I suggest that once you get about 15 minutes into the baking time, you cover the rolls in foil or put a foil tin on top of them. I could be wrong about its overall effect but I do know that it means that the crust will not brown as much as it usually would which should help it be softer.  As others said, the addition of fat can help- try substituting some of the water in the recipe for milk. Potatoes also soften the crumb of a bread though they do have a subtle effect on the flavour in sufficient quantities. Either try incorporating a small amount of mashed potato or you can use a few tablespoons of instant mashed potato mix which also helps.  

ActiveSparkles's picture

More butter!

I used about 40g per 500g of flour.
Hydration also, make sure your dough isnt too dry when you start kneading. Obviously you dont want a sticky mess, but a little stickiness* will be fine as it goes fairly rapidly when kneading.

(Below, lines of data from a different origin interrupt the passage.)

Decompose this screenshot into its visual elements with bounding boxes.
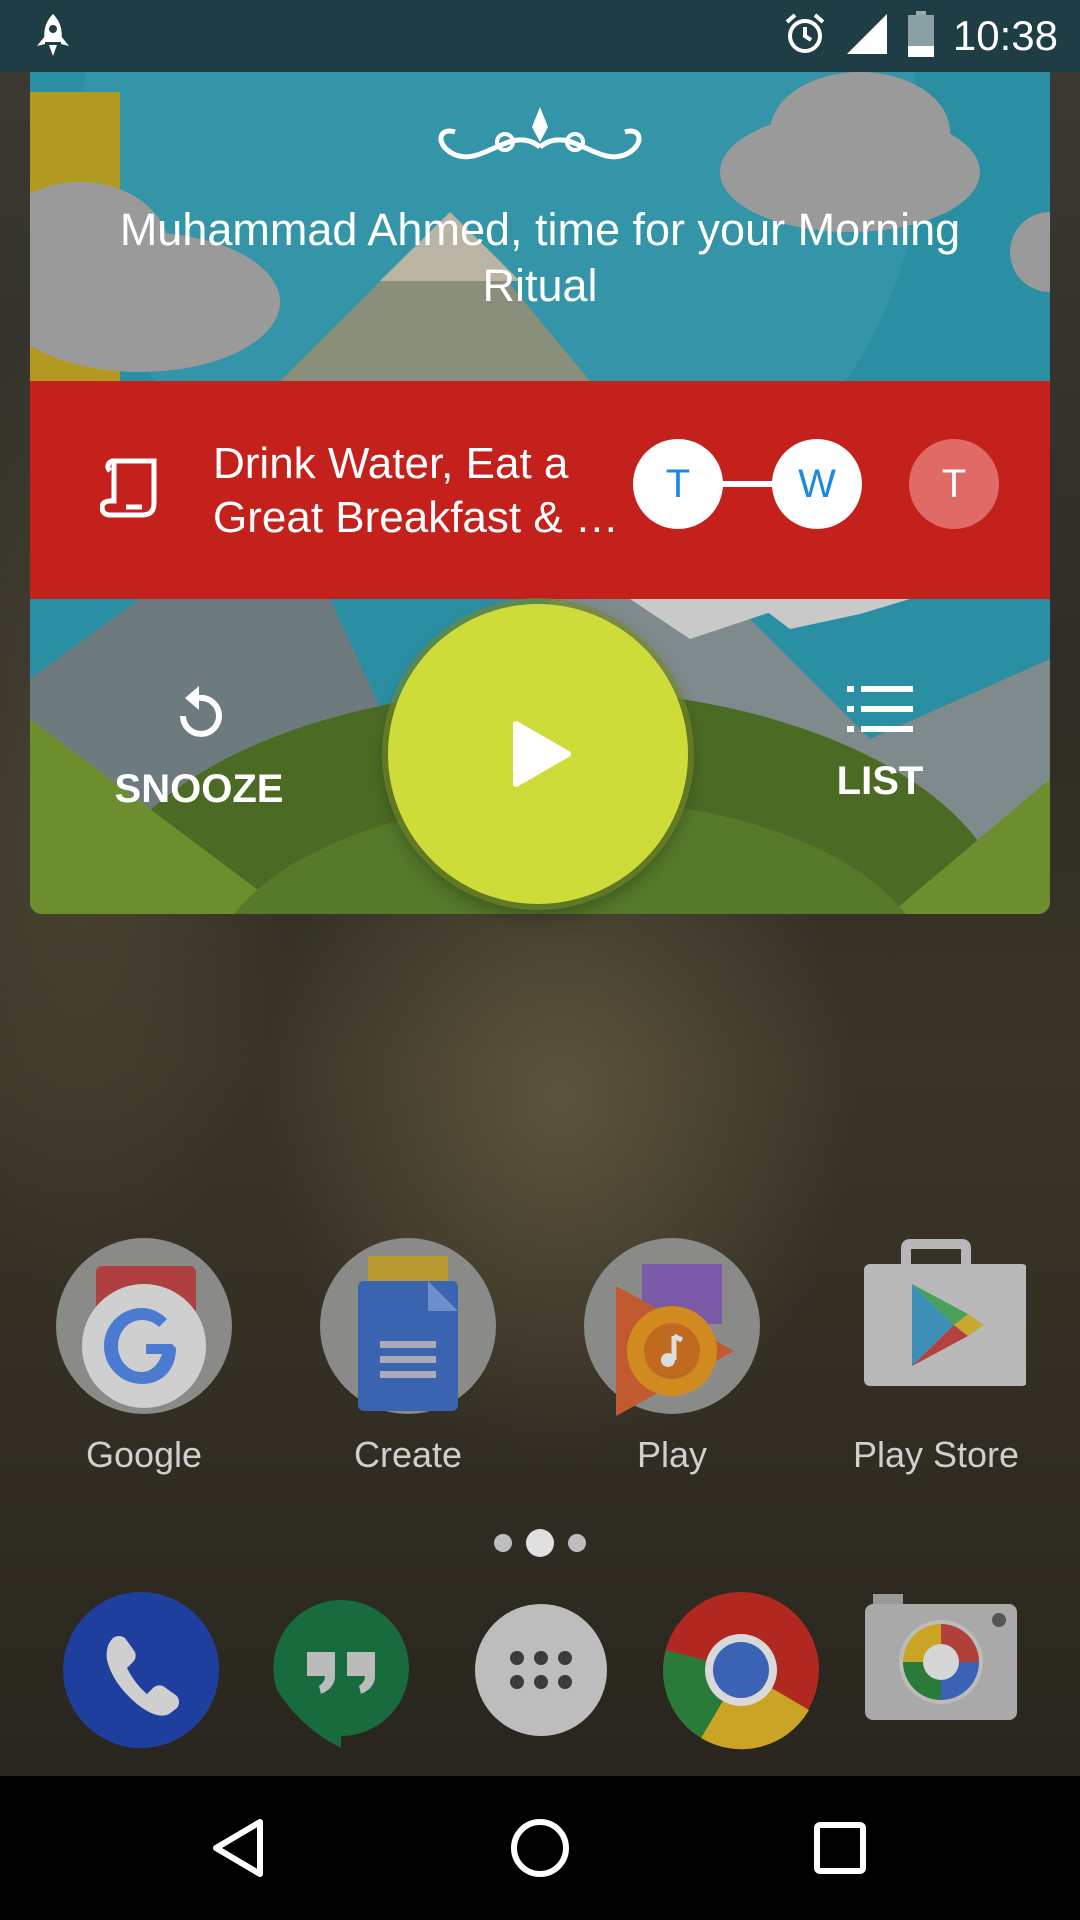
docs-folder-icon bbox=[318, 1236, 498, 1416]
google-folder-icon bbox=[54, 1236, 234, 1416]
list-icon bbox=[847, 686, 913, 740]
play-music-folder-icon bbox=[582, 1236, 762, 1416]
app-create-folder[interactable]: Create bbox=[308, 1236, 508, 1476]
app-play-store[interactable]: Play Store bbox=[836, 1236, 1036, 1476]
app-label: Play Store bbox=[852, 1434, 1020, 1475]
day-indicator: T bbox=[633, 439, 723, 529]
snooze-label: SNOOZE bbox=[114, 767, 284, 811]
day-indicator: T bbox=[909, 439, 999, 529]
status-bar: 10:38 bbox=[0, 0, 1080, 72]
rocket-icon bbox=[30, 12, 76, 65]
replay-icon bbox=[171, 686, 227, 748]
play-icon bbox=[513, 721, 571, 787]
app-label: Create bbox=[353, 1434, 463, 1475]
signal-icon bbox=[845, 12, 889, 61]
back-icon[interactable] bbox=[170, 1796, 310, 1900]
page-indicator bbox=[490, 1528, 590, 1558]
hangouts-icon[interactable] bbox=[261, 1590, 421, 1750]
play-button[interactable] bbox=[388, 604, 688, 904]
snooze-button[interactable]: SNOOZE bbox=[99, 684, 299, 812]
habit-row[interactable]: Drink Water, Eat a Great Breakfast & … T… bbox=[30, 381, 1050, 599]
list-button[interactable]: LIST bbox=[780, 684, 980, 804]
app-label: Play bbox=[636, 1434, 708, 1475]
play-store-icon bbox=[846, 1236, 1028, 1416]
day-connector bbox=[720, 481, 780, 487]
app-drawer-icon[interactable] bbox=[461, 1590, 621, 1750]
ornament-icon bbox=[420, 102, 660, 187]
battery-icon bbox=[907, 10, 935, 63]
app-play-folder[interactable]: Play bbox=[572, 1236, 772, 1476]
scroll-icon bbox=[99, 455, 160, 526]
status-clock: 10:38 bbox=[952, 12, 1058, 59]
navigation-bar bbox=[0, 1776, 1080, 1920]
recents-icon[interactable] bbox=[770, 1796, 910, 1900]
habit-title: Drink Water, Eat a Great Breakfast & … bbox=[213, 439, 619, 542]
app-label: Google bbox=[85, 1434, 203, 1475]
home-icon[interactable] bbox=[470, 1796, 610, 1900]
alarm-icon bbox=[783, 12, 827, 61]
card-header-illustration: Muhammad Ahmed, time for your Morning Ri… bbox=[30, 72, 1050, 381]
ritual-title: Muhammad Ahmed, time for your Morning Ri… bbox=[119, 204, 961, 311]
camera-icon[interactable] bbox=[861, 1590, 1021, 1750]
app-google-folder[interactable]: Google bbox=[44, 1236, 244, 1476]
list-label: LIST bbox=[836, 759, 924, 803]
phone-icon[interactable] bbox=[61, 1590, 221, 1750]
ritual-card[interactable]: Muhammad Ahmed, time for your Morning Ri… bbox=[30, 72, 1050, 914]
chrome-icon[interactable] bbox=[661, 1590, 821, 1750]
day-indicator: W bbox=[772, 439, 862, 529]
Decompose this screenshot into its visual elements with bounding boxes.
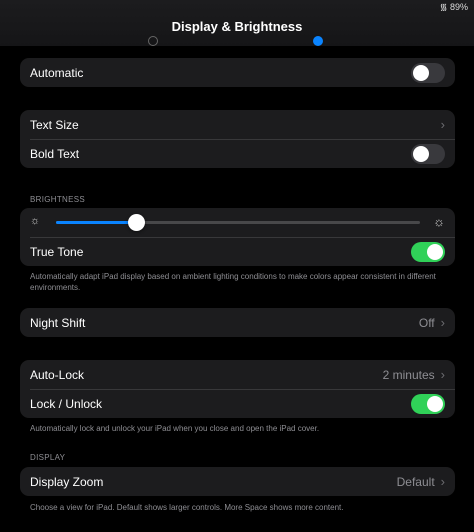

Also, lower the heat on the oven a bit.

And once they are cooked, rubbing a small amount of butter over the top of each one helped me.

Small tips I found on these boards that all helped, and I ended up with a wonderful soft roll. Lovely :)

subfuscpersona's picture

... on the top of the bread when it cools. This captures the moist heat as the bread cools and will help keep the crust soft. Use a woven, cotten or linen dishtowel, preferrably a less expensive one with a slightly open weave.

All the previous suggestions are great, by the way. This is just one more.